Abhyudaya bank offers property loan which is granted against the value of a property owned by an individual and the finance availed can be used for any sort of business requirement of the individual.
- The loan can be used only for any business purpose.
- The business enterprises, firms, companies, self-employed individuals and professionals can all claim a maximum amount of Rs.100 lakhs in this loan scheme
- The property which is to be mortgaged to avail the loan should be an immovable property. It should be held in the name of the applicant or co-applicant, if any. The owner of the property can act as a co-applicant for the loan if the owner is a non-earning member of the applicant and is a spouse, dependent child or dependent parent of the applicant
- The loan should be repaid within a maximum tenure of 84 months or 7 years
- The bank maintains a 40% margin on the value of the property while granting the loan
- A regular membership would be required for the applicant. If the loan has sureties, then, for loans up to Rs.25 lakhs, nominal membership would be required for sureties while loans above the value of Rs.25 lakhs would require a normal membership of the sureties
- Only one surety having good means of repaying the loan would be necessary for taking the loan
- The immovable property should be mortgaged and insured to avail the loan against its value
- 1.30% of the amount of loan sanctioned would be applied as service charged by the bank payable in Mumbai, Navi Mumbai, Thane, Raigad and Pune areas.

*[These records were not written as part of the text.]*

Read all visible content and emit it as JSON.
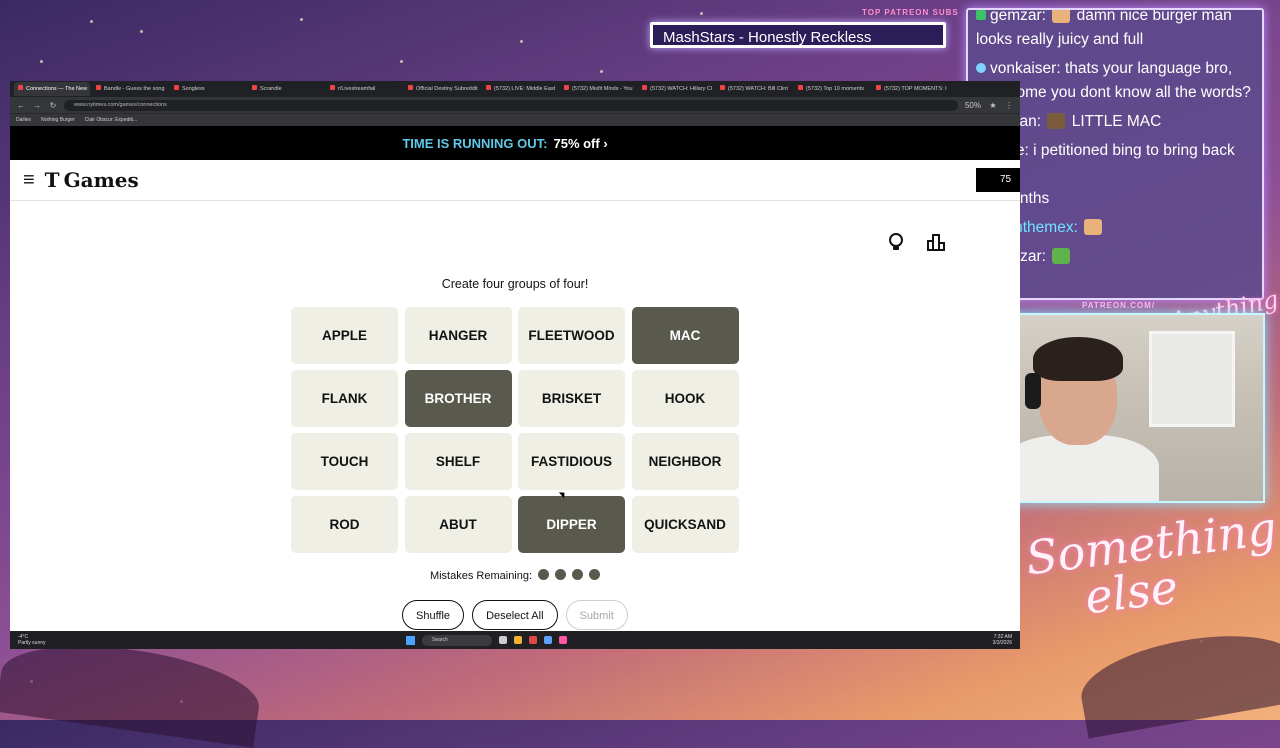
{
  "overlay": {
    "top_patreon_label": "TOP PATREON SUBS",
    "sub_ticker": "MashStars - Honestly Reckless",
    "patreon_url": "PATREON.COM/",
    "brand_signature": "Anything else",
    "brand_big": [
      "Something",
      "else"
    ]
  },
  "chat": {
    "messages": [
      {
        "user": "gemzar:",
        "text": "damn nice burger man looks really juicy and full"
      },
      {
        "user": "vonkaiser:",
        "text": "thats your language bro, how come you dont know all the words?"
      },
      {
        "user": "Tristan:",
        "text": "LITTLE MAC"
      },
      {
        "user": "eerie:",
        "text": "i petitioned bing to bring back"
      },
      {
        "user": "",
        "text": "for months"
      },
      {
        "user": "Joshthemex:",
        "text": ""
      },
      {
        "user": "gemzar:",
        "text": ""
      }
    ],
    "user_colors": {
      "Joshthemex:": "#6fe3ff",
      "default": "#ffffff"
    }
  },
  "browser": {
    "tabs": [
      "Connections — The New",
      "Bandle - Guess the song",
      "Songless",
      "Scrandle",
      "r/Livestreamfail",
      "Official Destiny Subreddit",
      "(5732) LIVE: Middle East",
      "(5732) Misfit Minds - You",
      "(5732) WATCH: Hillary Cl",
      "(5732) WATCH: Bill Clint",
      "(5732) Top 10 moments",
      "(5732) TOP MOMENTS: I"
    ],
    "active_tab_index": 0,
    "url": "www.nytimes.com/games/connections",
    "zoom": "50%",
    "bookmarks": [
      "Dailies",
      "Nothing Burger",
      "Clair Obscur: Expediti..."
    ]
  },
  "promo": {
    "highlight": "TIME IS RUNNING OUT:",
    "offer": "75% off"
  },
  "header": {
    "logo_t": "T",
    "logo_text": "Games",
    "subscribe_fragment": "75"
  },
  "game": {
    "instructions": "Create four groups of four!",
    "tiles": [
      {
        "word": "APPLE",
        "selected": false
      },
      {
        "word": "HANGER",
        "selected": false
      },
      {
        "word": "FLEETWOOD",
        "selected": false
      },
      {
        "word": "MAC",
        "selected": true
      },
      {
        "word": "FLANK",
        "selected": false
      },
      {
        "word": "BROTHER",
        "selected": true
      },
      {
        "word": "BRISKET",
        "selected": false
      },
      {
        "word": "HOOK",
        "selected": false
      },
      {
        "word": "TOUCH",
        "selected": false
      },
      {
        "word": "SHELF",
        "selected": false
      },
      {
        "word": "FASTIDIOUS",
        "selected": false
      },
      {
        "word": "NEIGHBOR",
        "selected": false
      },
      {
        "word": "ROD",
        "selected": false
      },
      {
        "word": "ABUT",
        "selected": false
      },
      {
        "word": "DIPPER",
        "selected": true
      },
      {
        "word": "QUICKSAND",
        "selected": false
      }
    ],
    "mistakes_label": "Mistakes Remaining:",
    "mistakes_remaining": 4,
    "buttons": {
      "shuffle": "Shuffle",
      "deselect": "Deselect All",
      "submit": "Submit"
    }
  },
  "taskbar": {
    "weather_temp": "-4°C",
    "weather_desc": "Partly sunny",
    "search_placeholder": "Search",
    "time": "7:32 AM",
    "date": "3/3/2026"
  },
  "colors": {
    "selected_tile": "#5a594e",
    "tile": "#efefe6",
    "promo_accent": "#5fc9e8"
  }
}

For other areas, 0.70% of the sanctioned amount would be charged as the service fee
- The share linkage required would be 2.5% of the amount of loan sanctioned.
The loan granted would depend on a pre-defined formula and would be lower of the following:
- Either 60% of the market value of the immovable property or (Repayment Capacity*100000)/EMI of 100000.
- The repayment capacity for the above formula would be computed as Net Income – Minimum Take Home Pay – Other Loan Deduction
- The minimum take-home salary or income of the applicant for the above formula would be 40% of the net income or salary per month subject to a minimum and a maximum limit of Rs.8000 and Rs.20, 000 respectively.
The loan against property would attract a rate of interest charged on the loan amount. An interest of 13% per annum is charged on priority and 13.50% for Non-priority respectively on the Loan against Property offered by the bank.
The facility of pre-determining the instalments payable for availing the loan is available for the applicants who can find out their instalment outgo payable every month for any loan amount. They would have to select the loan amount and the repayment tenure and the rate of interest would be same in all cases as mentioned above. For example:
- A loan of Rs.20 lakhs taken against the residential property to be repaid in 48 instalments spread over 4 years would result in an Equated Monthly Installment of Rs.55, 662
- Another loan of Rs.50 lakhs for a period of 75 months at the similar rate of interest of 15% would result in an instalment of Rs.103, 017
- If the maximum amount of loan of Rs.100 is availed for the maximum repayment tenure of 84 months, the corresponding EMI would be Rs.192, 968 payable at an interest rate of 15% per annum.